4. Veri toplama yöntemi de çok önemli: Yüz yüze veri toplamak (ki veri toplayıcıların da giyimi, davranışı vs. açısından eğitilmeleri gerekir) yerine telefon rehberinden belirlenen telefonlarla (ki, çoğu yanıt bile vermeyecektir; demek ki bu anket sadece yanıt verenleri “yansıtacak”) veya internet aracılığıyla (TV’lerdekilerden söz etmeye ise hiç gerek yok) veri toplandığını ve tahminde bulunulduğunu öne sürmek ise akla ziyandır. Yüz yüze toplandığında bile, hele bizim gibi ülkelerde, insanlar çoğu kez gerçek durumunu saklama eğiliminde olduklarından, telefonla hiç de güvenilebilir (ölçeklerin değil, veri toplamanın güvenilebilirliği) olmayacaktır. Yüz yüze veri toplamada bile yanıt güvenilebilirliğini kontrol etmek için bir çok “geçerlik” maddesi bulunmalıdır, yanıtlayıcıya güven verecek önlemler (isim vb. kimliği açığa çıkarak bilgi almamak, hatta para vermek de dahil) alınmalıdır.

5. Seçmen tercihlerinin zamana göre değişimi sorunu: Yukarıdaki yanlış ve yetersiz örneklemeye ek olarak, yapılan en büyük hata da zaman içindeki seçmen tercihi değişiminin “boylamasına” yapıldığı iddia edilen ve “seçmen değişim” oranlarının belirlendiğini ileri süren “açıklamalar”dır: “X partisinin oyu geçen aya göre şu kadar yükseldi/düştü” gibi.
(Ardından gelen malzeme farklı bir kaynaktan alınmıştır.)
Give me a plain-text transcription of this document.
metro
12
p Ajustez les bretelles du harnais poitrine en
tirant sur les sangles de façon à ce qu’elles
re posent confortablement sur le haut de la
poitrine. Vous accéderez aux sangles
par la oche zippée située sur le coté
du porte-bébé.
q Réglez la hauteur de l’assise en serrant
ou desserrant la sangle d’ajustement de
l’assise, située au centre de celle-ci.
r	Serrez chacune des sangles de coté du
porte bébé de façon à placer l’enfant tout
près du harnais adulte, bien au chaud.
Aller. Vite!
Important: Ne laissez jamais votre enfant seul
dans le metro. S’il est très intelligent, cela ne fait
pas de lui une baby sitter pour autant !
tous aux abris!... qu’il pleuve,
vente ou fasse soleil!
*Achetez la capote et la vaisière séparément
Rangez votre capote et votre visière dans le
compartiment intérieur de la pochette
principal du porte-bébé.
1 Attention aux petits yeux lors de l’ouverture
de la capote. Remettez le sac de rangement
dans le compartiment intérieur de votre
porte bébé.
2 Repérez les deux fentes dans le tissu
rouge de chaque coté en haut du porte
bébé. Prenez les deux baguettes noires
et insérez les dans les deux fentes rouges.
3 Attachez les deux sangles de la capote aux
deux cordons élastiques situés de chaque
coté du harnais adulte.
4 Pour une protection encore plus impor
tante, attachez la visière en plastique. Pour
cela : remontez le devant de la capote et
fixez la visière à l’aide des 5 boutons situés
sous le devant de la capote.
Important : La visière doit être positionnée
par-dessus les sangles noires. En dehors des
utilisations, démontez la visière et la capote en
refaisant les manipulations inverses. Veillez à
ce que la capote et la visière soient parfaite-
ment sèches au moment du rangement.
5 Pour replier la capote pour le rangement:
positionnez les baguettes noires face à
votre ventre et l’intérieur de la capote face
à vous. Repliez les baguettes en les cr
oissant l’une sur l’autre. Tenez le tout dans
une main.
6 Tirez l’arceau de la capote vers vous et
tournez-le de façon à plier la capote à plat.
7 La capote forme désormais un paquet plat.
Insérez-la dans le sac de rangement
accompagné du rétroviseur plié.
Aynı bireylerden ölçüm alınmadıkça, hele örneklem yukarıda değinilen evreni sayı ve dağılım açısından temsil gücü yüksek olan tabakalı örneklemle seçilmemişse, veriler örnekleme hatalarıyla dolu olacağından bu iddianın hiçbir bilimsel geçerliği olmaz. Seçim öncesi eğilimlerin değişim oranlarını belirlemek için, ilk maddede belirttiğimiz tabakalı ve yeterli sayıda bir örneklem belirlendikten ve ek olarak bir önceki seçimde partilere oy verme ağırlıkları belirlendikten sonra, her bölge veya il için her özellikten ve partiden, “sabit, değişmez, ücretli ve sürekli” örneklem birimleri üzerinde çalışmak en doğru çalışma biçimi olacaktır. Her yerleşim yerinden, yukarıdaki değişkenlere göre belirlenen şahıslar (diyelim ki kadın+üniv.+memur+kent+muhalif) belirlenir ve onlara her anket için belirli bir para ödenir ve her ankette aynı kişilerden tercihleri alınırsa, seçmen değişimi gerçeğe yakın kestirilebilir. Ancak böyle bir yöntemle X partisindeki, Y partisindeki, üstelik her eğitim düzeyi, yaş, meslek vs.’den bireylerin oy tercihi değişimlerini gözleyebilirsiniz.

Gerisi, lafı güzaftır. Bilimin yol göstericiliğinde kalınmalı, bilimsel olmayan şeylere güvenilmemeli. Naçizane şu kaynağa bakılabilir: Erkuş, A. (2021). Davranış Bilimleri İçin Bilimsel Araştırma Süreci, Seçkin Yayıncılık.